8 Netflix Documentaries to Watch If You Liked ‘Wild Wild Country’
It's been three weeks since its release — an eternity in the age of binge culture — but the internet is still captivated by Netflix's Wild Wild Country, an absorbing, addictive, almost unbelievable examination of the controversial Rajneeshpuram commune.
Produced by the Duplass brothers (Tangerine, The Skeleton Twins), the docuseries revisits an infamous but oft-forgotten slice of American history, recounting, in shocking detail, how a free-spirited, sex-fueled cult overtook a tiny Oregonian town, stocked their ranch with semi-automatic rifles, and allegedly defrauded the government, engaged in light bioterrorism, and maybe attempted to murder some people, among a laundry list of other eye-widening charges.
With an elusive 100 percent rating on Rotten Tomatoes, it's arguably one of the streaming hub's best, if most fascinating, efforts to date, but it's also one in a long line of riveting docs housed on the platform. Below, eight other films to check out if you're still reeling from Wild Wild Country.
Filmmaker Will Allen chronicles his 22-year stint inside West Hollywood's Buddhafield, a 1980s-born cult led by failed actor Michel Rostand, who convinced his followers to abandon their lives and follow his teachings in pursuit of an intense communion he called "The Knowing."
The 2016 Sundance gem combines insider footage from Allen's tenure as Buddhafeld's official videographer, plus new interviews with former members detailing life inside the so-called spiritual community, including allegations of mind control, forced abortions, and sexual abuse. The result is a strange, unsettling portrait of Allen's manipulative former mentor, made even more chilling by its open-ended conclusion: As of 2016, Rostand still had 85 adherents living with him in Hawaii.
Deprogrammed doesn't explore a cult, but rather its opposition, tracing Ted Patrick's anti-cult crusade throughout the 1970s. The author credits himself with having saved 1,600 former cult members with his reverse-brainwashing tactics, which this 2016 film documents, showcasing just how deeply some of these groups took hold of their onetime members, and the extremist lengths he went to in an attempt to shake them out of it.
Enlighten Us recounts the rise and fall of James Arthur Ray, a motivational speaker turned self-help guru who rose to fame in the early 2000s, but was convicted of negligent homicide after three people died of heatstroke during a 2009 seminar he hosted in the desert. He served two years in prison, and was released in 2013.
If you were fascinated by Rajneeshpuram's slow, cunning takeover of Antelope, Welcome to Leith should be right up your alley. The critically acclaimed 2015 film rehashes white supremacist Craig Cobb's attempt to seize Leith, North Dakota in 2012 and the local upheaval that followed, offering a sober, timely, and terrifying, and glimpse into a still-looming hate group.

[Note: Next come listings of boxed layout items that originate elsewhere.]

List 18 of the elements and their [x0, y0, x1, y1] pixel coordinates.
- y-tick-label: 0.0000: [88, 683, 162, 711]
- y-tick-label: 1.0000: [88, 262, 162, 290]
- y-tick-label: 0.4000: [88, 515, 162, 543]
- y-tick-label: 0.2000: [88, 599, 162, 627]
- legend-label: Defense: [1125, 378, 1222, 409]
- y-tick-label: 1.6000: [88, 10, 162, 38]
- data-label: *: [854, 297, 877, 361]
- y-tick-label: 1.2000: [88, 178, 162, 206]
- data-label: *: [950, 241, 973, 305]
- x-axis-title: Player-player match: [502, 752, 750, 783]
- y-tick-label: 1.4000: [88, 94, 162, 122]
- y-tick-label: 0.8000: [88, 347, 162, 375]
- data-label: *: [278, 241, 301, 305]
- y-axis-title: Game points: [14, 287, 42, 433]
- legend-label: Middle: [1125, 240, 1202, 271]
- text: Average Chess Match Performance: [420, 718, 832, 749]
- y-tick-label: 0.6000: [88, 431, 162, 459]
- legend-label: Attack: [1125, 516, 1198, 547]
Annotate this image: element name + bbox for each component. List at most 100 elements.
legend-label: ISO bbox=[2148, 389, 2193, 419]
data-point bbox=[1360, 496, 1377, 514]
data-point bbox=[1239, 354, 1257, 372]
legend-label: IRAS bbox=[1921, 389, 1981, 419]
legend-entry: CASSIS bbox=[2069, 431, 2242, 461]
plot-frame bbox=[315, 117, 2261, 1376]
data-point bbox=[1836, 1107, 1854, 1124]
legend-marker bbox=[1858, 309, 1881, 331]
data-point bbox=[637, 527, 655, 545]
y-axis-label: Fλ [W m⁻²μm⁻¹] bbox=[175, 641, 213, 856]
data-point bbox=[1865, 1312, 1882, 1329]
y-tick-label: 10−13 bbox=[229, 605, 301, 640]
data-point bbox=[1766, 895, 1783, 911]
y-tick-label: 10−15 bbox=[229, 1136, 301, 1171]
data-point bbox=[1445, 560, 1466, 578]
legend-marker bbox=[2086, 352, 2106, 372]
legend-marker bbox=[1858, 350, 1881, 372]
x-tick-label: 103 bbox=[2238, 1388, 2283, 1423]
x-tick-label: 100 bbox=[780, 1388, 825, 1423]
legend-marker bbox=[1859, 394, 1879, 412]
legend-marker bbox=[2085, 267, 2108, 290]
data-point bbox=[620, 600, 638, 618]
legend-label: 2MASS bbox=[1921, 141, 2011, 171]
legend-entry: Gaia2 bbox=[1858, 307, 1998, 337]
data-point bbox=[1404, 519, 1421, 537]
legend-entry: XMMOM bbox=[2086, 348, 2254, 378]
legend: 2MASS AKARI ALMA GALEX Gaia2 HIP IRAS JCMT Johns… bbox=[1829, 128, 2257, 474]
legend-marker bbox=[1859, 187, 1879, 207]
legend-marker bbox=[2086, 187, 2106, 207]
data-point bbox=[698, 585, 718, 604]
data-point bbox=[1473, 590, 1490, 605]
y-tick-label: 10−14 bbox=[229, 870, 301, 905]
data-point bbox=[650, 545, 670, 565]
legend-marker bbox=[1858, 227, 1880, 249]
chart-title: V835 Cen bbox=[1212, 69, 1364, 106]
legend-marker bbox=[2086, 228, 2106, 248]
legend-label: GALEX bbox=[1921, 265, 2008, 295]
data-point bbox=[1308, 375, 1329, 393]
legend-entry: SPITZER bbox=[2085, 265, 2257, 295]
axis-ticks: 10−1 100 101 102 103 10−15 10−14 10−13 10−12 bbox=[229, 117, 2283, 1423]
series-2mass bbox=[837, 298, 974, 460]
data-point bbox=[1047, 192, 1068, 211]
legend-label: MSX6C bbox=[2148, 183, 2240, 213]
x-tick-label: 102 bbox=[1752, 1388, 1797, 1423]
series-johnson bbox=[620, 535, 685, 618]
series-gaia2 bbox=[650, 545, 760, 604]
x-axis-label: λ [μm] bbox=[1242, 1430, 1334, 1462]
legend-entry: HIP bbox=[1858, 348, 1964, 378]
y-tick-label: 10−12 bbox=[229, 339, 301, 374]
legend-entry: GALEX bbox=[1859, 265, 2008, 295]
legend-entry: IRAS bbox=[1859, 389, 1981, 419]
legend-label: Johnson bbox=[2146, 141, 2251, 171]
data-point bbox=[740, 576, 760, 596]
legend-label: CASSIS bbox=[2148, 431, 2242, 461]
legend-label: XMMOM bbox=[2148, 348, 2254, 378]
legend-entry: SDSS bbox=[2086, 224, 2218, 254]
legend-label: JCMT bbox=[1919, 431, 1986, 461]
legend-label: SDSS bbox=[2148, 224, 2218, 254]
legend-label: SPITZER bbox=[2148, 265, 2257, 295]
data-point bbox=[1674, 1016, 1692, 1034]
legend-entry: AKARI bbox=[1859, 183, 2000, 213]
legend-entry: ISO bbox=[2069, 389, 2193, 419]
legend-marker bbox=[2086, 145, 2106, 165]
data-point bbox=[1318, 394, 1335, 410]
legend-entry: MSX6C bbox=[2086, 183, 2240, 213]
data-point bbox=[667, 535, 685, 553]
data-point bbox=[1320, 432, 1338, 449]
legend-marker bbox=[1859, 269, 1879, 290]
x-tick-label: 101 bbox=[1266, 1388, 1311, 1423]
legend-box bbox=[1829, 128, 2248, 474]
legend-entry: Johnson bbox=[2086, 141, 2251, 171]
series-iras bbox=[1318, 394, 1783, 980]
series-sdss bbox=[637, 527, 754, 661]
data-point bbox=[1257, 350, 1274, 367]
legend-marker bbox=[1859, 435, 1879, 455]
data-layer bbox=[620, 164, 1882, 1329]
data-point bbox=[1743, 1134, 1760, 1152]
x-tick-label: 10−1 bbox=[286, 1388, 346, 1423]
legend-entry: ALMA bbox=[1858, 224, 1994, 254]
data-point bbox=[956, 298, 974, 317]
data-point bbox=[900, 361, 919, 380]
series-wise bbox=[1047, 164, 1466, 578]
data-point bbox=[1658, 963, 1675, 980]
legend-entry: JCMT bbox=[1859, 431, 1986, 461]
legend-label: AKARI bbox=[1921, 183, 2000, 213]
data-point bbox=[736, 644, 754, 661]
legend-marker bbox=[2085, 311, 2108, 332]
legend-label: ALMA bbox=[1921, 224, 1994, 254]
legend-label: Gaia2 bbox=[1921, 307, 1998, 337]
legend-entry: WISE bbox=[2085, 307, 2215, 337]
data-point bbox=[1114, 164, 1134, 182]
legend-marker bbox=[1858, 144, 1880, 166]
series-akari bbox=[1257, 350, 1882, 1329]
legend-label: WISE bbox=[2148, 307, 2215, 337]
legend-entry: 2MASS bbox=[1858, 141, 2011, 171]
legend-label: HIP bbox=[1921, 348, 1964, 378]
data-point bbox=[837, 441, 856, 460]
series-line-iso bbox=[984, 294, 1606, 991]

This Dan Murdoch-directed 2015 effort travels to the deep south for a disturbingly relevant look into the Ku Klux Klan, who claim they're in the midst of a revival.
Crystal Moselle's prize-winning 2015 doc is a study in isolation and the power of the human spirit, telling the spellbinding, extraordinary, and stunningly heartfelt true story of seven siblings confined to their Manhattan apartment. Unable to leave save for a few strictly-monitored trips into the "nefarious" New York City streets, they find an outlet in cinema, and are eventually pushed to venture out into a world they've only known on film.
Though not centered around a cult, One of Us does probe religious extremity, following three Hasidic Jews as they depart their ultra-Orthodox community and brave the modern world. It's a rare window into a highly insular community, weaving a heartrending tale of ostracism, danger, and uncertainty.